Forza Horizon 6 produced the clearest player-facing result. The initial load dropped by roughly 96%, and Tom's Hardware said the first-run shader compilation stutter in the prologue disappeared with the feature enabled. The headline numbers were broad: up to 95% better load times and up to 33% faster 1% low FPS across the tested set. Reddit users quickly narrowed that framing, noting that not all six games improved equally and that the strongest 1% low gains appeared concentrated in a smaller subset of recent games.
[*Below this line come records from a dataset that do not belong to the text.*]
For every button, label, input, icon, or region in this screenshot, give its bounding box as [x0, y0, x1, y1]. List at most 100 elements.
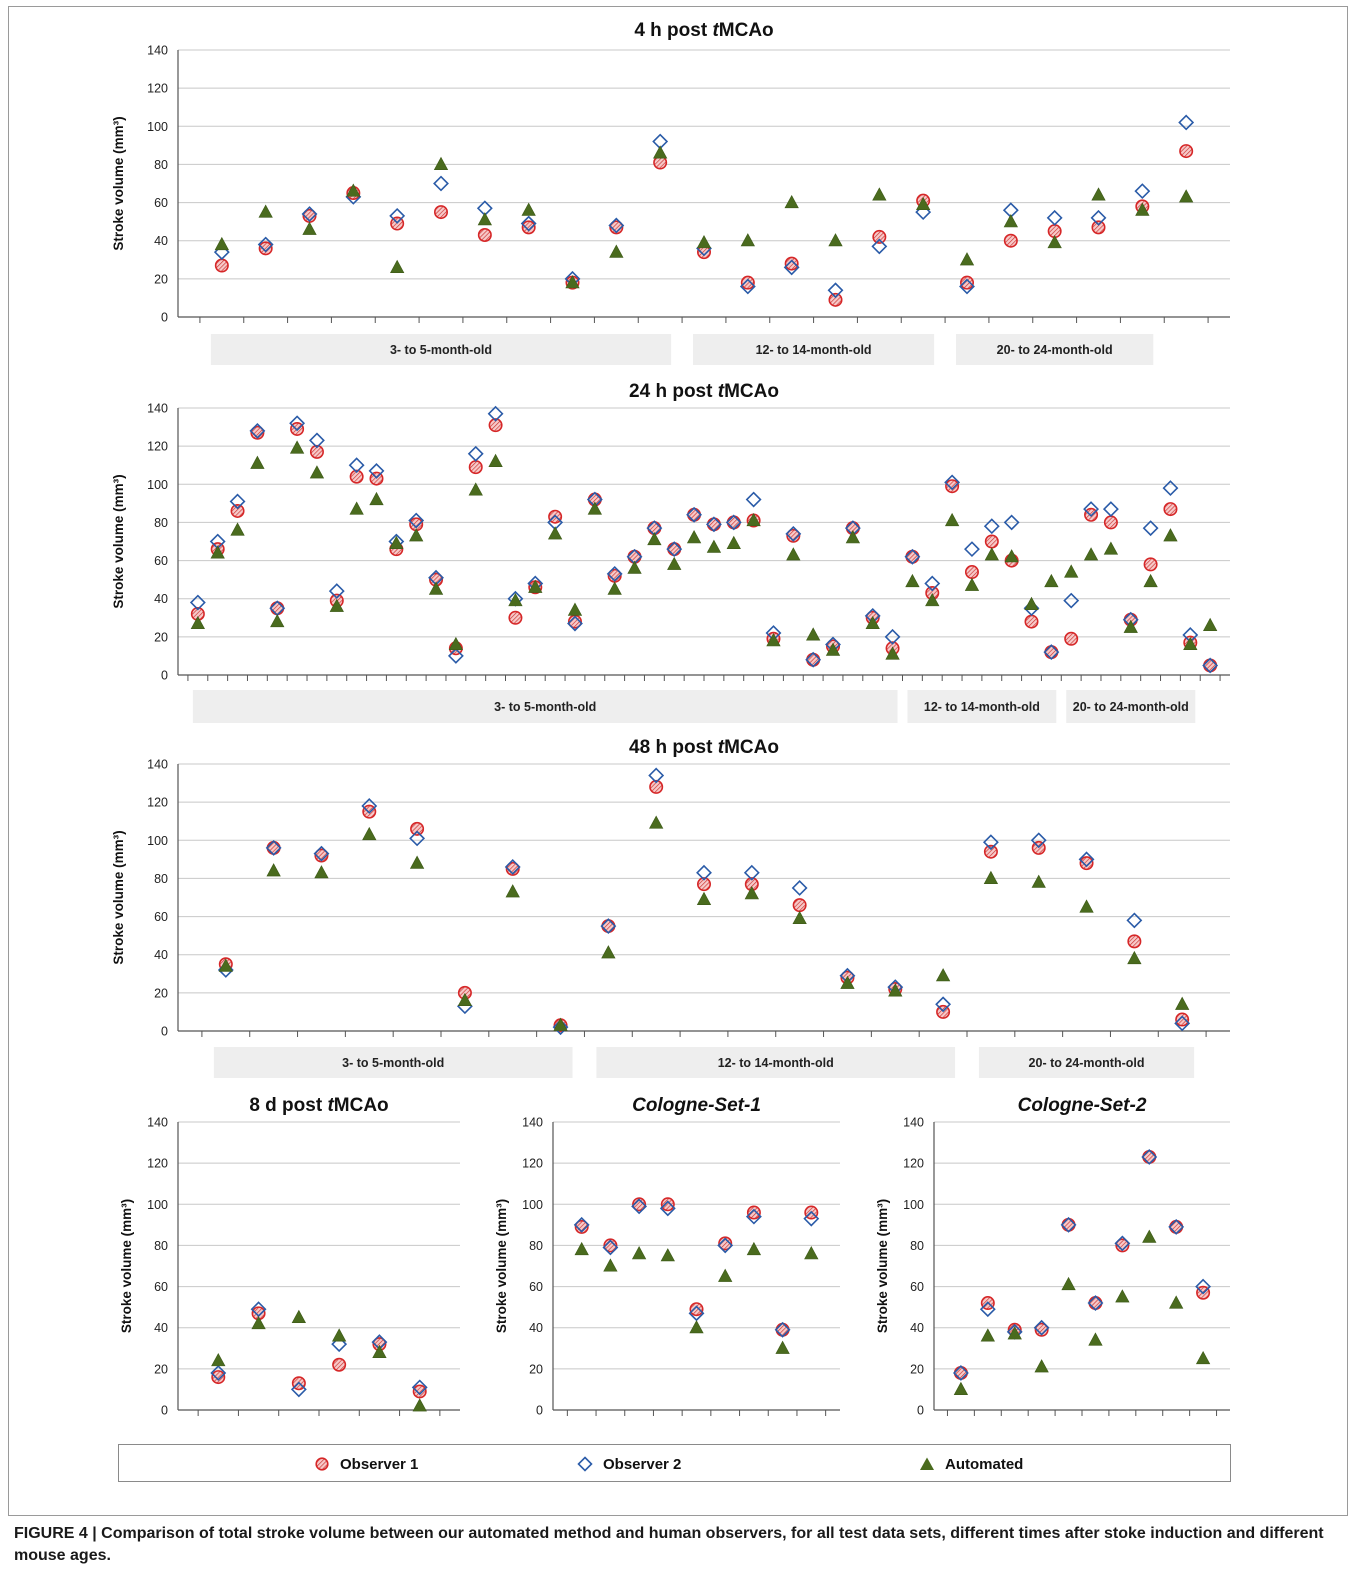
point-observer-1 — [953, 1365, 968, 1380]
series-automated — [211, 1309, 427, 1412]
point-observer-1 — [775, 1322, 790, 1337]
point-observer-2 — [952, 1365, 969, 1381]
age-group-label: 20- to 24-month-old — [997, 343, 1113, 357]
series-observer-1 — [214, 144, 1194, 307]
point-observer-1 — [574, 1219, 589, 1234]
series-observer-2 — [213, 114, 1195, 299]
point-automated — [362, 826, 377, 841]
point-automated — [346, 183, 361, 197]
point-automated — [726, 535, 741, 549]
series-automated — [218, 815, 1190, 1031]
point-observer-1 — [508, 610, 523, 625]
chart-panel-4-h-post-tmcao: 4 h post tMCAo 0 20 40 60 80 100 120 140 Stroke v… — [111, 20, 1230, 365]
point-observer-1 — [959, 275, 974, 290]
point-observer-2 — [504, 859, 521, 875]
point-automated — [251, 1315, 266, 1330]
y-tick-label: 80 — [910, 1239, 924, 1253]
y-tick-label: 0 — [161, 311, 168, 325]
point-observer-1 — [349, 469, 364, 484]
age-group-label: 20- to 24-month-old — [1029, 1056, 1145, 1070]
point-observer-1 — [505, 861, 520, 876]
point-observer-2 — [1087, 1295, 1104, 1311]
point-automated — [935, 968, 951, 982]
age-group-band — [192, 690, 898, 723]
point-observer-1 — [1179, 144, 1194, 159]
point-observer-2 — [805, 651, 822, 668]
y-tick-label: 0 — [917, 1404, 924, 1418]
chart-title: Cologne-Set-2 — [1018, 1095, 1147, 1116]
point-observer-2 — [743, 864, 760, 881]
y-tick-label: 140 — [903, 1116, 924, 1130]
point-automated — [349, 501, 364, 515]
age-group-band — [956, 334, 1154, 365]
point-observer-2 — [487, 405, 504, 422]
point-observer-1 — [1044, 645, 1059, 660]
age-group-label: 12- to 14-month-old — [924, 700, 1040, 714]
point-automated — [775, 1340, 790, 1354]
y-tick-label: 60 — [154, 196, 168, 210]
point-automated — [505, 884, 520, 898]
point-observer-2 — [301, 206, 318, 222]
point-automated — [567, 602, 583, 616]
point-automated — [792, 910, 807, 925]
point-automated — [477, 212, 492, 226]
triangle-marker-icon — [920, 1457, 934, 1470]
point-automated — [631, 1246, 647, 1260]
point-automated — [983, 870, 999, 884]
point-observer-2 — [229, 493, 246, 510]
point-observer-2 — [1126, 912, 1143, 929]
point-observer-2 — [411, 1379, 428, 1396]
point-automated — [653, 145, 668, 159]
point-automated — [1031, 874, 1046, 888]
point-observer-1 — [964, 565, 979, 580]
point-observer-2 — [467, 445, 484, 462]
point-observer-1 — [1079, 856, 1094, 871]
point-observer-1 — [1127, 934, 1142, 949]
point-observer-2 — [1114, 1235, 1131, 1252]
point-observer-2 — [573, 1216, 590, 1233]
point-automated — [1004, 549, 1019, 563]
point-observer-2 — [1141, 1149, 1158, 1165]
point-automated — [1123, 619, 1138, 633]
point-automated — [696, 891, 712, 905]
y-tick-label: 100 — [903, 1198, 924, 1212]
chart-panel-cologne-set-2: Cologne-Set-2 0 20 40 60 80 100 120 140 Stroke vo… — [875, 1095, 1230, 1418]
point-observer-2 — [705, 516, 722, 533]
point-automated — [258, 204, 273, 218]
point-observer-2 — [959, 278, 975, 295]
point-observer-2 — [433, 175, 449, 192]
y-tick-label: 120 — [147, 796, 168, 810]
point-automated — [706, 539, 722, 553]
point-automated — [959, 252, 975, 266]
point-automated — [1175, 996, 1190, 1010]
point-automated — [250, 455, 265, 469]
point-observer-2 — [871, 238, 888, 255]
point-observer-2 — [309, 432, 325, 449]
y-tick-label: 80 — [154, 872, 168, 886]
point-observer-2 — [447, 647, 464, 664]
y-tick-label: 60 — [529, 1280, 543, 1294]
point-automated — [784, 194, 799, 209]
point-automated — [433, 156, 449, 170]
point-automated — [1024, 596, 1039, 610]
series-observer-2 — [210, 1301, 428, 1398]
point-observer-1 — [806, 652, 821, 667]
chart-panel-8-d-post-tmcao: 8 d post tMCAo 0 20 40 60 80 100 120 140 Stroke v… — [119, 1095, 460, 1418]
point-observer-1 — [740, 275, 755, 290]
legend-label: Automated — [945, 1455, 1024, 1473]
point-observer-2 — [520, 215, 537, 232]
point-automated — [1044, 573, 1059, 588]
point-automated — [214, 236, 229, 251]
point-automated — [468, 482, 483, 496]
age-group-band — [693, 334, 935, 365]
age-group-band — [596, 1047, 956, 1078]
y-tick-label: 20 — [154, 630, 168, 644]
series-observer-2 — [952, 1149, 1212, 1381]
y-tick-label: 120 — [903, 1157, 924, 1171]
point-observer-1 — [412, 1384, 427, 1399]
point-automated — [1003, 214, 1018, 228]
point-automated — [825, 642, 841, 656]
point-observer-2 — [361, 798, 378, 814]
legend-label: Observer 1 — [340, 1455, 419, 1473]
y-axis-label: Stroke volume (mm³) — [111, 116, 126, 250]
The system works by moving shader preparation away from the player's first run. Developers provide shader state data, Microsoft processes it in cloud infrastructure, and the store downloads a matching precompiled shader database for supported hardware. If a game needs a shader not covered by that database, it can fall back to older behavior. In this test, the feature was supported on AMD GPUs; Tom's Hardware also noted that NVIDIA GPU support is expected later.
The r/pcgaming reaction focused on stutter more than raw loading screens. Several commenters said startup waits are annoying but predictable, while sudden frame-time spikes and poor 1% lows affect actual play. Others pointed to practical limits: shader file size, slower internet connections, the current Xbox app or Microsoft Store path, and the need for developers to keep shader data updated after patches. The thread's useful takeaway is narrower than the headline: Advanced Shader Delivery can make first-run PC gaming smoother, but its value depends on store support, hardware coverage, and how completely each game feeds Microsoft the right shader data.